1.1.2 Some things notations do
The notations featured in the previous section are all different.
The first example, Greensleeves, is in a notation that presents a clear instruction to the player about where to put their fingers on each specific string of a lute. Here, the lines represent the strings of the instrument and the letters/numbers represent the frets on the lute. The marks over the lines, are indicators of rhythm. Guitar chord symbols are similar, but they only provide a suggestion of where to put your left-hand fingers, and nothing else.

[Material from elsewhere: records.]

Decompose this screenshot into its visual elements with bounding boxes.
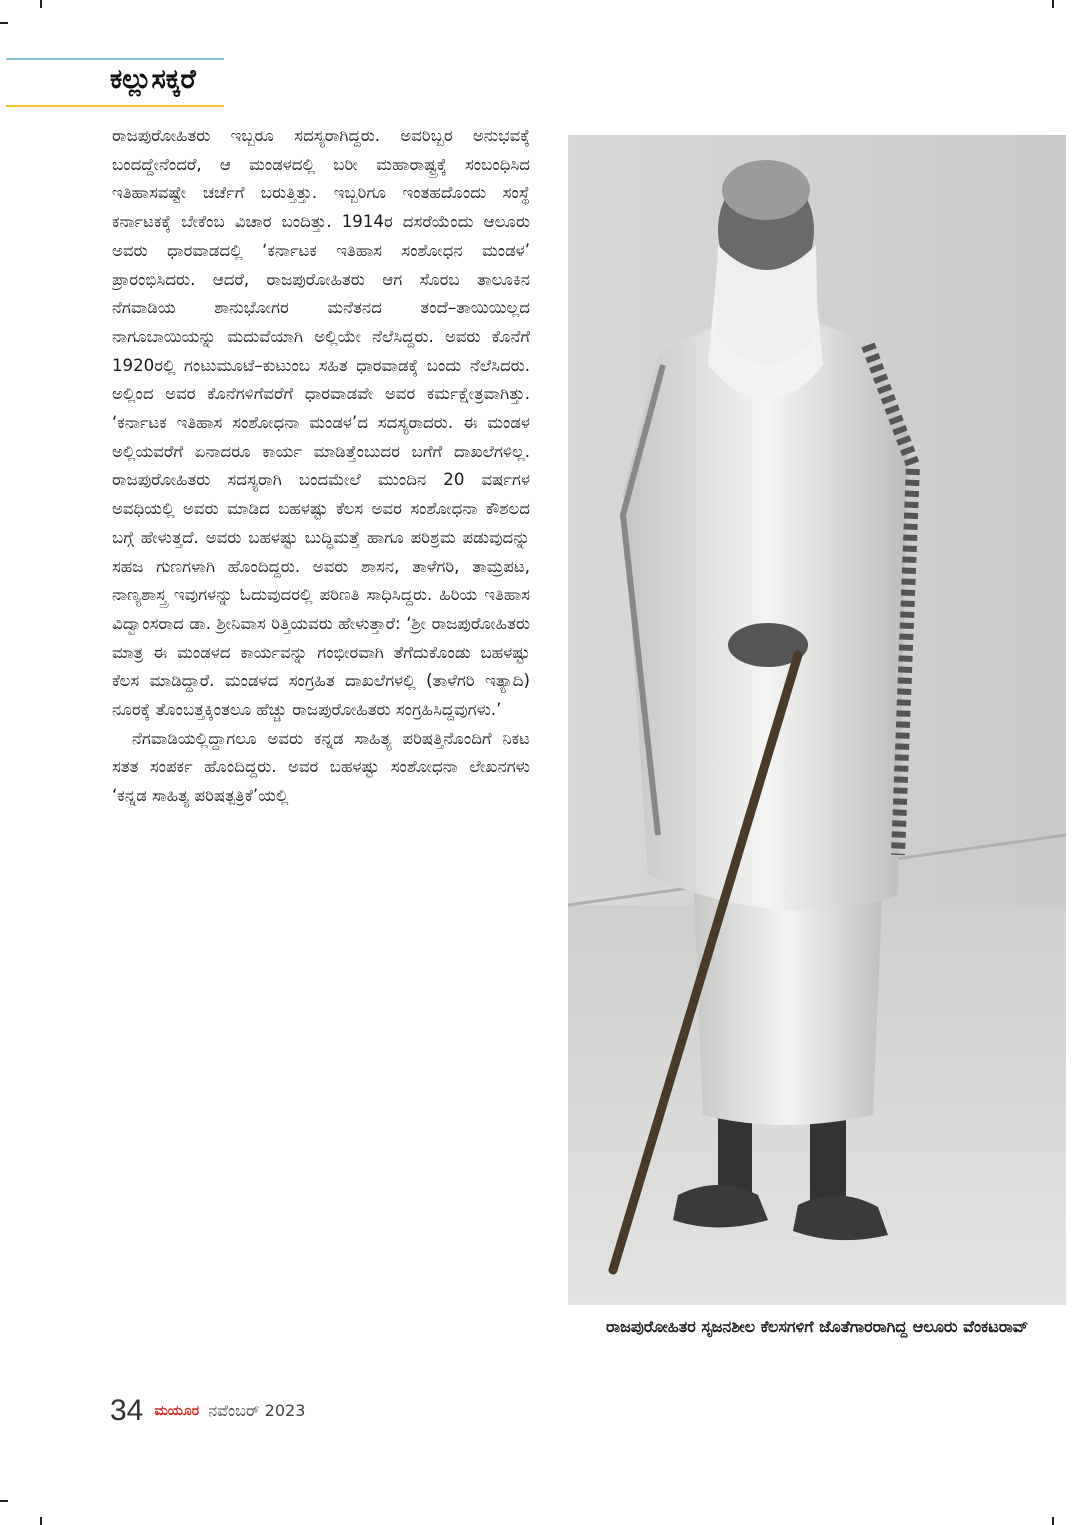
section-title: ಕಲ್ಲುಸಕ್ಕರೆ <box>110 64 196 95</box>
page-number: 34 <box>110 1394 144 1427</box>
article-paragraph: ರಾಜಪುರೋಹಿತರು ಇಬ್ಬರೂ ಸದಸ್ಯರಾಗಿದ್ದರು. ಅವರಿಬ್ಬರ ಅನುಭವಕ್ಕೆ ಬಂದದ್ದೇನೆಂದರೆ, ಆ ಮಂಡಳದಲ್ಲಿ ಬರೀ ಮಹಾರಾಷ್ಟ್ರಕ್ಕೆ ಸಂಬಂಧಿಸಿದ ಇತಿಹಾಸವಷ್ಟೇ ಚರ್ಚೆಗೆ ಬರುತ್ತಿತ್ತು. ಇಬ್ಬರಿಗೂ ಇಂತಹದೊಂದು ಸಂಸ್ಥೆ ಕರ್ನಾಟಕಕ್ಕೆ ಬೇಕೆಂಬ ವಿಚಾರ ಬಂದಿತ್ತು. 1914ರ ದಸರೆಯೆಂದು ಆಲೂರು ಅವರು ಧಾರವಾಡದಲ್ಲಿ ‘ಕರ್ನಾಟಕ ಇತಿಹಾಸ ಸಂಶೋಧನ ಮಂಡಳ’ ಪ್ರಾರಂಭಿಸಿದರು. ಆದರೆ, ರಾಜಪುರೋಹಿತರು ಆಗ ಸೊರಬ ತಾಲೂಕಿನ ನೆಗವಾಡಿಯ ಶಾನುಭೋಗರ ಮನೆತನದ ತಂದೆ–ತಾಯಿಯಿಲ್ಲದ ನಾಗೂಬಾಯಿಯನ್ನು ಮದುವೆಯಾಗಿ ಅಲ್ಲಿಯೇ ನೆಲೆಸಿದ್ದರು. ಅವರು ಕೊನೆಗೆ 1920ರಲ್ಲಿ ಗಂಟುಮೂಟೆ–ಕುಟುಂಬ ಸಹಿತ ಧಾರವಾಡಕ್ಕೆ ಬಂದು ನೆಲೆಸಿದರು. ಅಲ್ಲಿಂದ ಅವರ ಕೊನೆಗಳಿಗೆವರೆಗೆ ಧಾರವಾಡವೇ ಅವರ ಕರ್ಮಕ್ಷೇತ್ರವಾಗಿತ್ತು. ‘ಕರ್ನಾಟಕ ಇತಿಹಾಸ ಸಂಶೋಧನಾ ಮಂಡಳ’ದ ಸದಸ್ಯರಾದರು. ಈ ಮಂಡಳ ಅಲ್ಲಿಯವರೆಗೆ ಏನಾದರೂ ಕಾರ್ಯ ಮಾಡಿತ್ತೆಂಬುದರ ಬಗೆಗೆ ದಾಖಲೆಗಳಿಲ್ಲ. ರಾಜಪುರೋಹಿತರು ಸದಸ್ಯರಾಗಿ ಬಂದಮೇಲೆ ಮುಂದಿನ 20 ವರ್ಷಗಳ ಅವಧಿಯಲ್ಲಿ ಅವರು ಮಾಡಿದ ಬಹಳಷ್ಟು ಕೆಲಸ ಅವರ ಸಂಶೋಧನಾ ಕೌಶಲದ ಬಗ್ಗೆ ಹೇಳುತ್ತದೆ. ಅವರು ಬಹಳಷ್ಟು ಬುದ್ಧಿಮತ್ತೆ ಹಾಗೂ ಪರಿಶ್ರಮ ಪಡುವುದನ್ನು ಸಹಜ ಗುಣಗಳಾಗಿ ಹೊಂದಿದ್ದರು. ಅವರು ಶಾಸನ, ತಾಳೆಗರಿ, ತಾಮ್ರಪಟ, ನಾಣ್ಯಶಾಸ್ತ್ರ ಇವುಗಳನ್ನು ಓದುವುದರಲ್ಲಿ ಪರಿಣತಿ ಸಾಧಿಸಿದ್ದರು. ಹಿರಿಯ ಇತಿಹಾಸ ವಿದ್ವಾಂಸರಾದ ಡಾ. ಶ್ರೀನಿವಾಸ ರಿತ್ತಿಯವರು ಹೇಳುತ್ತಾರೆ: ‘ಶ್ರೀ ರಾಜಪುರೋಹಿತರು ಮಾತ್ರ ಈ ಮಂಡಳದ ಕಾರ್ಯವನ್ನು ಗಂಭೀರವಾಗಿ ತೆಗೆದುಕೊಂಡು ಬಹಳಷ್ಟು ಕೆಲಸ ಮಾಡಿದ್ದಾರೆ. ಮಂಡಳದ ಸಂಗ್ರಹಿತ ದಾಖಲೆಗಳಲ್ಲಿ (ತಾಳೆಗರಿ ಇತ್ಯಾದಿ) ನೂರಕ್ಕೆ ತೊಂಬತ್ತಕ್ಕಿಂತಲೂ ಹೆಚ್ಚು ರಾಜಪುರೋಹಿತರು ಸಂಗ್ರಹಿಸಿದ್ದವುಗಳು.’ <box>112 126 530 720</box>
magazine-logo: ಮಯೂರ <box>154 1403 200 1419</box>
article-body <box>112 122 530 1382</box>
section-header <box>6 58 224 108</box>
page-footer <box>110 1394 305 1434</box>
header-rule-bottom <box>6 105 224 107</box>
portrait-illustration <box>568 135 1066 1305</box>
header-rule-top <box>6 58 224 60</box>
portrait-photo <box>568 135 1066 1305</box>
crop-mark <box>1052 1517 1054 1525</box>
photo-caption: ರಾಜಪುರೋಹಿತರ ಸೃಜನಶೀಲ ಕೆಲಸಗಳಿಗೆ ಜೊತೆಗಾರರಾಗಿದ್ದ ಆಲೂರು ವೆಂಕಟರಾವ್ <box>606 1317 1029 1336</box>
issue-date: ನವೆಂಬರ್ 2023 <box>208 1401 306 1420</box>
crop-mark <box>0 22 8 24</box>
crop-mark <box>1052 0 1054 8</box>
article-paragraph: ನೆಗವಾಡಿಯಲ್ಲಿದ್ದಾಗಲೂ ಅವರು ಕನ್ನಡ ಸಾಹಿತ್ಯ ಪರಿಷತ್ತಿನೊಂದಿಗೆ ನಿಕಟ ಸತತ ಸಂಪರ್ಕ ಹೊಂದಿದ್ದರು. ಅವರ ಬಹಳಷ್ಟು ಸಂಶೋಧನಾ ಲೇಖನಗಳು ‘ಕನ್ನಡ ಸಾಹಿತ್ಯ ಪರಿಷತ್ಪತ್ರಿಕೆ’ಯಲ್ಲಿ <box>112 728 530 806</box>
crop-mark <box>0 1500 8 1502</box>
crop-mark <box>40 0 42 8</box>
crop-mark <box>40 1517 42 1525</box>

The second example, I Got Rhythm, is a lead sheet for a jazz standard. Jazz ensembles will typically construct a performance using only the lead sheet. Typically, the melody will be played by one (or more) of the musicians, while the rest provide an accompaniment based on the chords written above the melody. This will normally be followed by an improvised solo (or solos) over the chord progression.
The final example is a fourteenth century love song from the beautiful manuscript known as the ‘Chantilly codex’. The abstract representation of pitch and rhythm is the key element here. We can fathom very little about the physical aspects of performance (the ‘how to’), but it is an attempt to record the pitch and rhythm as a composer might have wanted it to sound. The shape of the notation is perhaps a poetic way of asking the performer to create a mood appropriate to a love song but does not affect the technical aspects of how it would be read.
What do you think are the primary elements of music that should be captured in any kind of notation?